Heads up, stargazers. The Lyrid meteor shower is here and it’s going to reach peak activity this Easter.
The Lyrid meteor shower takes place between April 16 and April 25, and will peak on the night of April 22.
Those in the Northern Hemisphere are best situated for glimpsing a few meteors, but the event should also be visible in the Southern Hemisphere between midnight and dawn. As with any meteor shower, you should find a dark area, far away from city lights, and stay outside for around 20 to 30 minutes to allow your eyes to become adjusted to the low light.
As far as meteor showers go, the Lyrids are not the most lively and dramatic. Visibility might also be hampered by moonlight, as April 23 will also see a bright gibbous Moon, which is very close to a full Moon.
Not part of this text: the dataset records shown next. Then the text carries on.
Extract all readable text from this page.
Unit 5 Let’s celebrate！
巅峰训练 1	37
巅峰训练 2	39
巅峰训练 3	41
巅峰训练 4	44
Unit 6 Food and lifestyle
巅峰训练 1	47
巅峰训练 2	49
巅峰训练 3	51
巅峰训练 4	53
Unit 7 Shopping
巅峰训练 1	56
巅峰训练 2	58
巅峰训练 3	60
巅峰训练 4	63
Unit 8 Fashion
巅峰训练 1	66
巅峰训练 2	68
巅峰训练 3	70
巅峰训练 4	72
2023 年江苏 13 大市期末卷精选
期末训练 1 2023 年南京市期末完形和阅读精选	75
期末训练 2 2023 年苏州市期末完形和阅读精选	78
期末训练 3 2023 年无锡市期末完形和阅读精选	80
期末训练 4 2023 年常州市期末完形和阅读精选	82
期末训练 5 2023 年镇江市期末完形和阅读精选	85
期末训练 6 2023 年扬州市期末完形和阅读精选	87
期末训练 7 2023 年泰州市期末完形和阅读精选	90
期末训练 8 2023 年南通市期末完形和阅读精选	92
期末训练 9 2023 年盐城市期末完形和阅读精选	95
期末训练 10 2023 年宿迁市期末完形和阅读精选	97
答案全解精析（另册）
That said, the Lyrid meteor shower is often visible to the naked eye and you can expect to see anything from five to 20 meteors per hour. Plus, given the time of year, many parts of the world should be enjoying relatively clear skies (with a bit of luck).
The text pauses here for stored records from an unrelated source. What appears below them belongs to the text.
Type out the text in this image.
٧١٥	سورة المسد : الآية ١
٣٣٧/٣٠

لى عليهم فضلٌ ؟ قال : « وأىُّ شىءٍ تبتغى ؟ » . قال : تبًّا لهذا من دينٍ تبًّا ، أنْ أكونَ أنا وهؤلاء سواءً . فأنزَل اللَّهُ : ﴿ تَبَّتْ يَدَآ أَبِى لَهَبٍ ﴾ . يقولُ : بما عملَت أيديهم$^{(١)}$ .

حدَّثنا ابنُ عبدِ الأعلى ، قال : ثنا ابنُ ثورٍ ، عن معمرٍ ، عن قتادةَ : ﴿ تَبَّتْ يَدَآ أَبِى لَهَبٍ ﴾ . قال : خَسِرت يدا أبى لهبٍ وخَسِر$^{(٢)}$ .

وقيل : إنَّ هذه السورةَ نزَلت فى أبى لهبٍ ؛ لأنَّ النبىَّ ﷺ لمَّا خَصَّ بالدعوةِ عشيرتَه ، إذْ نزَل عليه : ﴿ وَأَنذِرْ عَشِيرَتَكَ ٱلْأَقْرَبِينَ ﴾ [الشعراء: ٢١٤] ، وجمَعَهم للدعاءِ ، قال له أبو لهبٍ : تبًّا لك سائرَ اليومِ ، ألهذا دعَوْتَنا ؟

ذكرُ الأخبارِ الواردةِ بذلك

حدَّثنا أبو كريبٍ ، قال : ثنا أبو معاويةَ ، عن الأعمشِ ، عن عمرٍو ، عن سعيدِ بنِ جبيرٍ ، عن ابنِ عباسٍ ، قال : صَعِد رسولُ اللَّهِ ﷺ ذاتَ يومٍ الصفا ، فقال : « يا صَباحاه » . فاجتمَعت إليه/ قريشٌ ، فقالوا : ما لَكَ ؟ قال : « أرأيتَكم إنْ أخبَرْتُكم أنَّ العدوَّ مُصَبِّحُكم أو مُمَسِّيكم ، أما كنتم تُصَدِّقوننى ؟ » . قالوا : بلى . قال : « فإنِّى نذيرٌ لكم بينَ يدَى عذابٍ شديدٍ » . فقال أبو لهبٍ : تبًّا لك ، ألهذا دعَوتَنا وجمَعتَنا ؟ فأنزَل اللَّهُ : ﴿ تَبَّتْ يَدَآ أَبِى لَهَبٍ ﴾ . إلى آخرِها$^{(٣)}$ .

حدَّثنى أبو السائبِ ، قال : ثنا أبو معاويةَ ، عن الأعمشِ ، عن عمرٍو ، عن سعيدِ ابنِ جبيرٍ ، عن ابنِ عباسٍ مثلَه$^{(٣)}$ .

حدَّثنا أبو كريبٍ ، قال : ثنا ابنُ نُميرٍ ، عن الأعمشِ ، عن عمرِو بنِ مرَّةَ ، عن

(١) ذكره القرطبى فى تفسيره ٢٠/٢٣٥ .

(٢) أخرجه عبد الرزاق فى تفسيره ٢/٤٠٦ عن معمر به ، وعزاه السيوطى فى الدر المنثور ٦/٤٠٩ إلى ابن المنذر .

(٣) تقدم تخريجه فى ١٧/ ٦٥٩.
The Lyrids get their name from the fact they appear to radiate from the area of the sky near the constellation Lyra, whose brightest star is Vega, some 25 light-years away. However, don’t let that distract you as the meteors can appear anywhere in the sky.
The meteors come from debris flying off the tail of comet C/1861 G1 (Thatcher) at speeds of 49 kilometers (30 miles) per second. As these chunks of cosmic dust hit Earth’s atmosphere, they will burn up and leave a streaking tail.
People have been enjoying the Lyrids for at least 2,700 years. They were first written about by Zuo Qiuming, a Chinese writer and contemporary of Confucius, in 687 BCE who described "stars that fell like rain." So who knows, perhaps China's most influential philosopher was an admirer of the Lyrids too.
The Lyrids also play an important role in the astronomical traditions of an Aboriginal Australian group known as the Boorong clan. This clan no longer exists in its singular form and their traditions were only transferred through the ages orally, but we do know that to them, the Lyrids represented the scratchings of the malleefowl bird, represented by the star Vega, during its period of cosmic nest-building.